Artur Sakharov, CTO Redmadrobot

Quality assurance from the early stages of the project

Redmadrobot’s QA-team joined the project at the analysis. This helped to avoid large-scale alterations during the development and testing stages. Test cases and test plans included not only functional and UI/UX testing, but security testing.

The client used the same backend as their personal account, and by testing this part of mobile banking, defects were identified- their correction improved the work of “Open Bank’s” services.

HP Fortify — security checks on the highest level

The Hewlett-Packard Fortify Static Code Analyzer is one of the most important tools for testing Software Security Assurance (SSA) on the world market. Independent experts from HP Fortify checked 37,225 lines of source code of the mobile bank “Open Bank” — the Analyzer did not identify any critical security vulnerabilities.

The Analyzer scans source code for the application and server, and also defines the possible vectors of attack and defense scenarios from them, and then prioritizes results and provides detailed reports (down to the individual rows within the code). The greatest attention is paid to working with data — whether it is stored on a disk, not transferred there in unprotected form, or whether screenshots are masked in iOS.

A unique aspect: registering for a bank card within the application

Starting to use a mobile bank is often not so simple — users need to obtain a login and password in an office or another way, wait until the application registers, etc.
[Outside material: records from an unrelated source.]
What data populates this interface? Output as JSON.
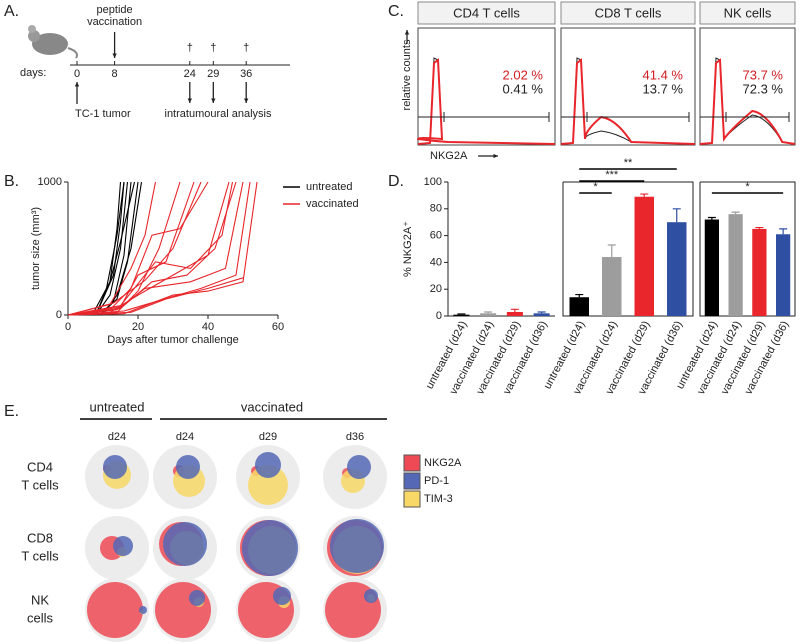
{
  "panel_labels": [
    "A.",
    "B.",
    "C.",
    "D.",
    "E."
  ],
  "timeline": {
    "days_label": "days:",
    "days": [
      0,
      8,
      24,
      29,
      36
    ],
    "vaccination_label": [
      "peptide",
      "vaccination"
    ],
    "death_marker": "†",
    "tumor_label": "TC-1 tumor",
    "analysis_label": "intratumoural analysis"
  },
  "chart_data": [
    {
      "type": "line",
      "xlabel": "Days after tumor challenge",
      "ylabel": "tumor size (mm³)",
      "xlim": [
        0,
        60
      ],
      "xticks": [
        0,
        20,
        40,
        60
      ],
      "ylim": [
        0,
        1000
      ],
      "yticks": [
        0,
        1000
      ],
      "series": [
        {
          "name": "untreated",
          "color": "#000000",
          "curves": [
            {
              "x": [
                0,
                8,
                12,
                15,
                17
              ],
              "values": [
                0,
                2,
                150,
                500,
                1000
              ]
            },
            {
              "x": [
                0,
                8,
                11,
                14,
                16
              ],
              "values": [
                0,
                3,
                200,
                600,
                1000
              ]
            },
            {
              "x": [
                0,
                9,
                13,
                16,
                18
              ],
              "values": [
                0,
                2,
                100,
                450,
                1000
              ]
            },
            {
              "x": [
                0,
                7,
                12,
                15,
                19
              ],
              "values": [
                0,
                4,
                250,
                550,
                1000
              ]
            },
            {
              "x": [
                0,
                9,
                14,
                17,
                20
              ],
              "values": [
                0,
                1,
                120,
                400,
                1000
              ]
            },
            {
              "x": [
                0,
                8,
                13,
                15,
                16
              ],
              "values": [
                0,
                2,
                300,
                700,
                1000
              ]
            },
            {
              "x": [
                0,
                10,
                14,
                18,
                21
              ],
              "values": [
                0,
                3,
                150,
                500,
                1000
              ]
            },
            {
              "x": [
                0,
                8,
                12,
                14,
                15
              ],
              "values": [
                0,
                5,
                250,
                650,
                1000
              ]
            }
          ]
        },
        {
          "name": "vaccinated",
          "color": "#e8262b",
          "curves": [
            {
              "x": [
                0,
                12,
                20,
                30,
                40,
                46
              ],
              "values": [
                0,
                20,
                150,
                300,
                450,
                1000
              ]
            },
            {
              "x": [
                0,
                14,
                22,
                35,
                45,
                50
              ],
              "values": [
                0,
                40,
                200,
                250,
                350,
                1000
              ]
            },
            {
              "x": [
                0,
                15,
                20,
                28,
                36
              ],
              "values": [
                0,
                60,
                300,
                400,
                1000
              ]
            },
            {
              "x": [
                0,
                16,
                25,
                38,
                48,
                52
              ],
              "values": [
                0,
                30,
                100,
                200,
                300,
                1000
              ]
            },
            {
              "x": [
                0,
                12,
                18,
                22,
                25
              ],
              "values": [
                0,
                80,
                350,
                600,
                1000
              ]
            },
            {
              "x": [
                0,
                15,
                24,
                34,
                42,
                48
              ],
              "values": [
                0,
                50,
                250,
                300,
                500,
                1000
              ]
            },
            {
              "x": [
                0,
                14,
                20,
                26,
                32
              ],
              "values": [
                0,
                20,
                180,
                500,
                1000
              ]
            },
            {
              "x": [
                0,
                16,
                30,
                40,
                50,
                54
              ],
              "values": [
                0,
                10,
                150,
                180,
                250,
                1000
              ]
            },
            {
              "x": [
                0,
                13,
                22,
                30,
                38
              ],
              "values": [
                0,
                90,
                260,
                500,
                1000
              ]
            },
            {
              "x": [
                0,
                18,
                28,
                40,
                50
              ],
              "values": [
                0,
                20,
                120,
                200,
                280
              ]
            },
            {
              "x": [
                0,
                15,
                25,
                35,
                44,
                47
              ],
              "values": [
                0,
                70,
                400,
                350,
                600,
                1000
              ]
            },
            {
              "x": [
                0,
                12,
                18,
                24,
                32,
                40
              ],
              "values": [
                0,
                40,
                200,
                600,
                650,
                1000
              ]
            }
          ]
        }
      ]
    },
    {
      "type": "bar",
      "ylabel": "% NKG2A⁺",
      "categories": [
        "untreated (d24)",
        "vaccinated (d24)",
        "vaccinated (d29)",
        "vaccinated (d36)"
      ],
      "values": [
        1,
        2,
        3,
        2
      ],
      "errors": [
        0.5,
        1,
        2,
        1
      ],
      "colors": [
        "#000000",
        "#9d9d9d",
        "#e8262b",
        "#2f4fa3"
      ],
      "ylim": [
        0,
        100
      ],
      "yticks": [
        0,
        20,
        40,
        60,
        80,
        100
      ],
      "significance": []
    },
    {
      "type": "bar",
      "categories": [
        "untreated (d24)",
        "vaccinated (d24)",
        "vaccinated (d29)",
        "vaccinated (d36)"
      ],
      "values": [
        14,
        44,
        89,
        70
      ],
      "errors": [
        2,
        9,
        2,
        10
      ],
      "colors": [
        "#000000",
        "#9d9d9d",
        "#e8262b",
        "#2f4fa3"
      ],
      "ylim": [
        0,
        100
      ],
      "significance": [
        {
          "pair": [
            0,
            1
          ],
          "label": "*"
        },
        {
          "pair": [
            0,
            2
          ],
          "label": "***"
        },
        {
          "pair": [
            0,
            3
          ],
          "label": "**"
        }
      ]
    },
    {
      "type": "bar",
      "categories": [
        "untreated (d24)",
        "vaccinated (d24)",
        "vaccinated (d29)",
        "vaccinated (d36)"
      ],
      "values": [
        72,
        76,
        65,
        61
      ],
      "errors": [
        1.5,
        1.5,
        1,
        4
      ],
      "colors": [
        "#000000",
        "#9d9d9d",
        "#e8262b",
        "#2f4fa3"
      ],
      "ylim": [
        0,
        100
      ],
      "significance": [
        {
          "pair": [
            0,
            3
          ],
          "label": "*"
        }
      ]
    }
  ],
  "histograms": {
    "ylabel": "relative counts",
    "xlabel": "NKG2A",
    "panels": [
      {
        "title": "CD4 T cells",
        "labels": [
          "2.02 %",
          "0.41 %"
        ]
      },
      {
        "title": "CD8 T cells",
        "labels": [
          "41.4 %",
          "13.7 %"
        ]
      },
      {
        "title": "NK cells",
        "labels": [
          "73.7 %",
          "72.3 %"
        ]
      }
    ]
  },
  "venn": {
    "groups": [
      "untreated",
      "vaccinated"
    ],
    "columns": [
      "d24",
      "d24",
      "d29",
      "d36"
    ],
    "rows": [
      [
        "CD4",
        "T cells"
      ],
      [
        "CD8",
        "T cells"
      ],
      [
        "NK",
        "cells"
      ]
    ],
    "legend": [
      {
        "name": "NKG2A",
        "color": "#ee4a55"
      },
      {
        "name": "PD-1",
        "color": "#5468b5"
      },
      {
        "name": "TIM-3",
        "color": "#f8d866"
      }
    ]
  }
}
The “Open Bank” project had the task of getting rid of all the wires and giving the customer the opportunity to simply be a mobile banking user.
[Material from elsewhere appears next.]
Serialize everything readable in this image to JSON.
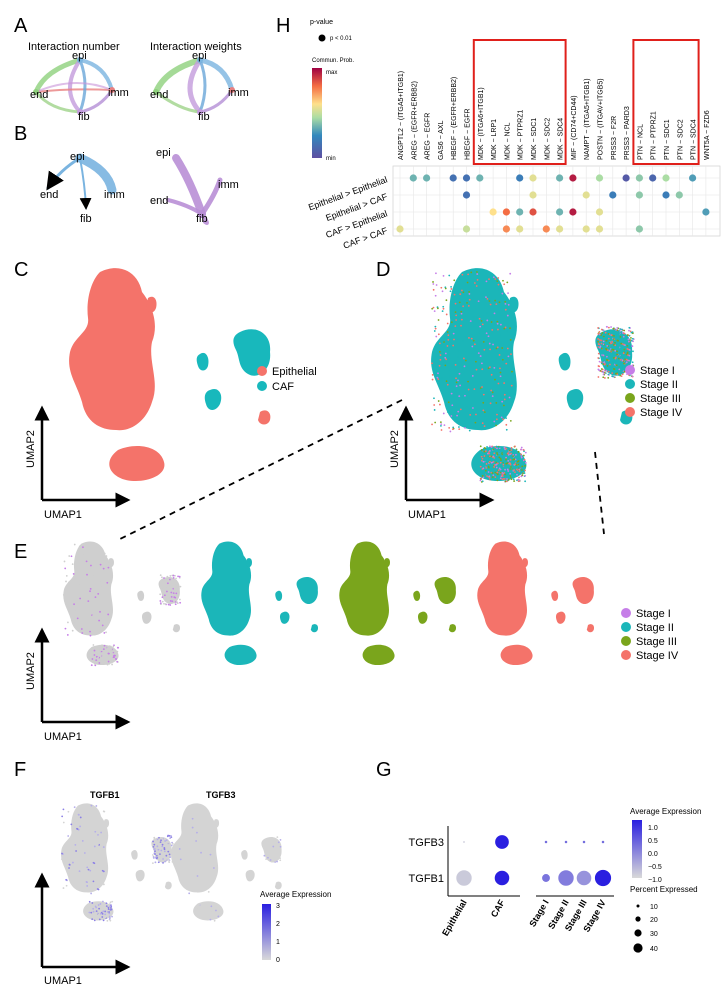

We managed to find an original solution: once the customer registers the number of their bank card, no more logins and passwords are needed. Since the card number cannot be stored on the device for security reasons, it was necessary to devise an identification mechanism to use for registration. The application generates a new identifier and sends it to the server. The server sends an SMS with a verification code, which is all you need to use the mobile bank. Naturally, communication with the server is encrypted with the HTTPS protocol of iOS and standard libraries.
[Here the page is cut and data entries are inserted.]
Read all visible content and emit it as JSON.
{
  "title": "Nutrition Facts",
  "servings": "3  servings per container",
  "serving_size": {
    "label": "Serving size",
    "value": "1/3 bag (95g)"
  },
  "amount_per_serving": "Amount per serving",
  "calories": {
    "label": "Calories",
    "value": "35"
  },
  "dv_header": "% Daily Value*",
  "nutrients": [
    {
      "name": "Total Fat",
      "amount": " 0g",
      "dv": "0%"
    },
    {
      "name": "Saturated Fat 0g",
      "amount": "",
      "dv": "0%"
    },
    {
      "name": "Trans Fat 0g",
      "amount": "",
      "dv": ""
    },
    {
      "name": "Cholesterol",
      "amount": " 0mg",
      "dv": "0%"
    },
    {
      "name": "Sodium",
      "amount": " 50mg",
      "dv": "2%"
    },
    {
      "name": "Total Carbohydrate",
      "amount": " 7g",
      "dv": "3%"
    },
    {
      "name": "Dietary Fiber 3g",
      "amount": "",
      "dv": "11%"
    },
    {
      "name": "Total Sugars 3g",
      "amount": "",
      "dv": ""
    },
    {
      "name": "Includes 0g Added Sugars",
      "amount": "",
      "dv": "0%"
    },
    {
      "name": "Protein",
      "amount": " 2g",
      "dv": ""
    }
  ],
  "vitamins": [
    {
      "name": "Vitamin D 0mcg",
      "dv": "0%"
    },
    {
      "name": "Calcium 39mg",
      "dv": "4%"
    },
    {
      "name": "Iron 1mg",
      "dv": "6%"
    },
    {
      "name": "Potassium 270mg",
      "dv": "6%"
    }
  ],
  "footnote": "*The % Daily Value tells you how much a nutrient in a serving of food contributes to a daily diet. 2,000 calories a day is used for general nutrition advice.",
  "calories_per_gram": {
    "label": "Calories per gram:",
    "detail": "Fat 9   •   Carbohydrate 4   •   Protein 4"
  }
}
To further make life easier for the user, a recognition feature had been built into the app: it is sufficient to snap a bank card with the iPhone’s camera, and registration will take place automatically (if the card is embossed). Then you need to create a PIN-code and enter the application with it. It is safe enough, because it is possible to block the application in case the phone is lost. The identifier is marked as compromised and it can not enter the system- you must re-register.

And, yes — the input using Touch ID in iOS 8 is also supported. By the way, the mobile bank of “Open Bank” was the first in the Russian market to use fingerprint identification.

Communication with the server: API of the future

The client has a single point of entry to enter the server side from mobile — middleware developed by the bank which further integrates with all internal systems — CRM, payments, account cards, etc.

“Interaction with the application server is based on our RESTful API, which was made universal so that other services and the bank’s Web application can enjoy it. It was created in several iterations, starting from the data model, and was great for re-use and extensibility. This resulted in a fairly simple, very user-friendly, and scalable interface.

Now the API the first version covers 1.5–2x of the functionality of the application. The architecture in general is set up with the future in mind, so that when the application is developed, we do not have to change any fundamental things.”

Arthur Sakharov, CTO Redmadrobot

What has been done and what’s next

The first version of the mobile bank supports the standard set of features:

By the end of the year, the application will allow for transfers to other banks, online consultations, a revised statement (with filters and operations of categories) and much more. A release policy requires monthly updates to improve the stability of the application and to add new functionalities, tracking the degree of satisfaction regarding the customer’s business needs and the adjustment of the product development plan.

Following the iOS-version, there will be mobile banking for Android and tablets.